Some in the pharmaceutical drug and medical industries believe people who do not have high cholesterol should take statin drugs. To reveal this thinking, let me share two startling pieces of news that may have slipped quickly by you recently.
You know how these studies go. They are developed and executed at great costs. Clinical research in developing these substances costs fortunes in laboratory time and materials. Research takes money, but these research-sponsoring companies never lose. They know how to make back their money - they sell the drugs. In this case, they are finding more ways (a bigger market) for statins. This is strong evidence that the high cholesterol war threatens not only those who have the condition but everyone else. Why would they want you to take a drug when you are not sick?
Everybody should have heard by now that aspirin can prevent you from having a heart attack. Well, here is a direct quote from Chapter 2 of my ebook, How to Win the High Cholesterol War. "Over two hundred people need to be taking aspirin in order to prevent heart attack.
Did you see that? Do you know what that means? In order to have one success story (statistically speaking), the number of persons needing to be on aspirin for a number of years is 208. Put another way, in order to use aspirin to prevent one person from having a heart attack, you need to let 208 people take it simultaneously for the same period of time. You will not hear that from statistic mentioned - hardly anywhere. You can just imagine what the NNT for other drugs such as lipitor, pravachol, etc are. I have never heard a pharmacist or physician mentioned the number needed to treat statistic.

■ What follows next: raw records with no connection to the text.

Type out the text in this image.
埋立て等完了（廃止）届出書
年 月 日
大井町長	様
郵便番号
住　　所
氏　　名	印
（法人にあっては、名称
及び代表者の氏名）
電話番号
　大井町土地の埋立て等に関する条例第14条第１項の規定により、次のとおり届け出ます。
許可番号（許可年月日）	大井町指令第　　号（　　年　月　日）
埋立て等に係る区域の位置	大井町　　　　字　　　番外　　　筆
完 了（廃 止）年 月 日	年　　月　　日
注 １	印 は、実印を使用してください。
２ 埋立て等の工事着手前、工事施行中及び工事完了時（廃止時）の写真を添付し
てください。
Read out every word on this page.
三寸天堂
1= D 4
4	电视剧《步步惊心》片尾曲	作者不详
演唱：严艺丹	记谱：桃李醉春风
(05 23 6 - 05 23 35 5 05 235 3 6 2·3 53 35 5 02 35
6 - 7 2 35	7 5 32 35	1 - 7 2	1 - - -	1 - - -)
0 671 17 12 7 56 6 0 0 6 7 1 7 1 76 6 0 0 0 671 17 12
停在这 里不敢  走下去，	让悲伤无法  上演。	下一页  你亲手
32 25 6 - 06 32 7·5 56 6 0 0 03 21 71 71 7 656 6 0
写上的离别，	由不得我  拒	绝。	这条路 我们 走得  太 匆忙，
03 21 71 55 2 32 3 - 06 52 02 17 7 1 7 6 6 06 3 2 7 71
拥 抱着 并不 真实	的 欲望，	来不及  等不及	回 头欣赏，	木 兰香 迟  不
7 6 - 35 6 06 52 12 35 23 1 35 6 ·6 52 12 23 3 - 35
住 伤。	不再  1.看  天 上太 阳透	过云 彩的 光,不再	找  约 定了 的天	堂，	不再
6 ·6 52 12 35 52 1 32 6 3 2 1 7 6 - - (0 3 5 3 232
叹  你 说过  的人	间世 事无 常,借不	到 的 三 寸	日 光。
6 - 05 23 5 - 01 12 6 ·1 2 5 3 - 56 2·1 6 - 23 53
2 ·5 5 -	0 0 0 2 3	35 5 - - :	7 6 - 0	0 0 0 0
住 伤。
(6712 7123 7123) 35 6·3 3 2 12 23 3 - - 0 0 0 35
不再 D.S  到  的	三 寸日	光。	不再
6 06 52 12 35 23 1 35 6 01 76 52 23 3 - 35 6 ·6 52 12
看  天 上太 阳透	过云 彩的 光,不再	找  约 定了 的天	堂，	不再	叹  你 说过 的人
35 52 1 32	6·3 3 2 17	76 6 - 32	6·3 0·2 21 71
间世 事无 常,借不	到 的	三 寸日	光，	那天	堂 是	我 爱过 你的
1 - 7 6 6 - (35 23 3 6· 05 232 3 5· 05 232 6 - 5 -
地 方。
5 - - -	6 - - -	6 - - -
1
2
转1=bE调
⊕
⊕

Let the numbers speak for themselves. Statins lower cholesterol and impair liver function. Statistically, if one person with high cholesterol is to avoid having a heart attack by taking statin drugs, then there needs to be 50 such persons on the drug for the same reason. That means, 1 in 50 persons with high cholesterol and who take statins in order to prevent a heart attack will benefit from their regimen. The others may (or may not) have heart attacks regardless.
It is guaranteed that 50 persons following the suggestions I have given in How to Win the High Cholesterol War will do much better than that. Still, we hear the common verbal post mortem about someone (like the late Tim Russert) that their cholesterol was under control. Half the number of heart attack victims have "normal" or "controlled" cholesterol levels. This says something...
Obviously, lowering cholesterol does not solve the problem. Lower cholesterol is not the answer to stemming the epidemic. Why then try to sell us more drug that does not prevent the problem? Why not correctly identify the problem and tell people how to really get well... better still, how to prevent getting sick? Would that hurt the sale of these popular drugs?

Medicine is a business. Keeping you alive is good for business, adopting practices that break your dependence on prescription drugs may not be.